Which user has the strongest sports signal, and which unseen article would the starter score rank highest for that user?

Then check yourself against the worked answer on the module page. The short version: the strongest sports signal is u003, but its top unseen article is a001 (politics, 0.85), not the sports article a005 (0.70) — because a005 has zero clicks. Surprising answers are the ones that stick.

When you are done predicting, make it mechanical:

make -C tutorial/foundations check

That runs tests/test_lesson_01.py, which asserts the seed size, the CTR guard, the strongest-sports-signal user, and the full checkpoint answer (including the a001-over-a005 twist). Green means the rep passed.

What the lesson teaches that later modules rely on

The two-event vocabulary (impression and click). Every downstream metric in evaluation reduces to these two atoms.
Per-article CTR with a divide-by-zero guard. That guard pattern reappears every time a metric divides by impression counts.
The candidate-set shape. Already-seen articles are excluded before ranking, not as a separate filter step. The modeling module keeps the same boundary when it swaps the starter score for cosine similarity over sentence embeddings.
Checkpoint questions as the correctness gate. A lesson is not “it printed something.” A lesson is “it printed something, and the output is what I predicted.” make check enforces that discipline, and every later module inherits it.

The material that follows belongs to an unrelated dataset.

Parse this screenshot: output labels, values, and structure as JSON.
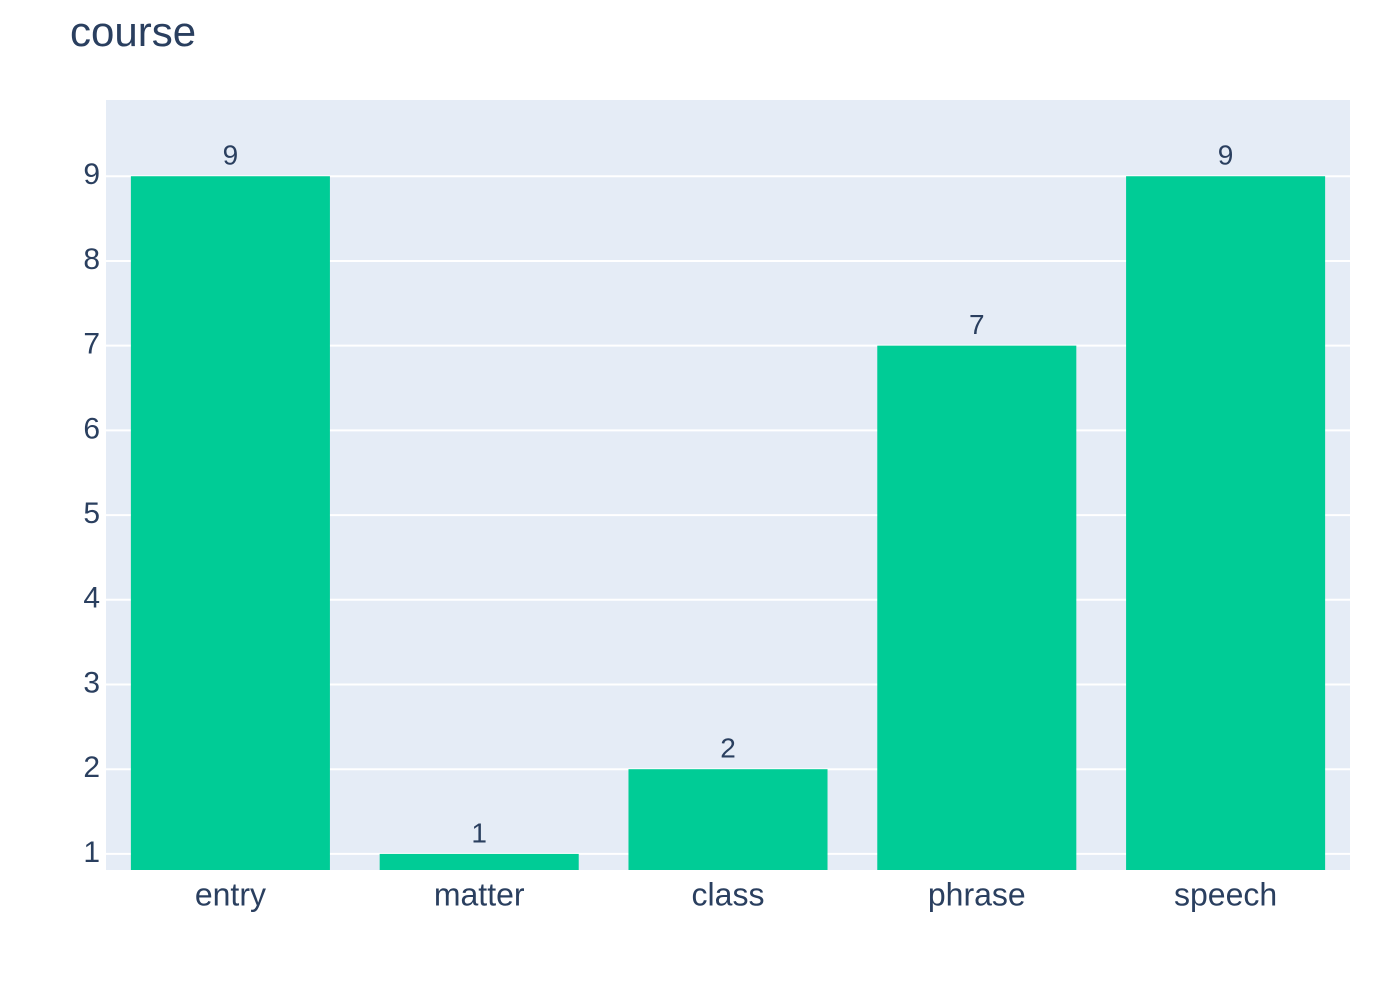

What the lesson deliberately does not do

No real Python logic — run_lesson.py only executes the SQL you can read.
No real data — the VALUES block is small enough to read row by row.
No persistence — everything is in-memory and rebuilt on each run, so there is nothing to clean up (make clean says exactly that).

After this lesson

Run ingestion when you are ready to replace the fourteen rows with millions. The data shape stays exactly the same; the column names stay the same; only the source changes.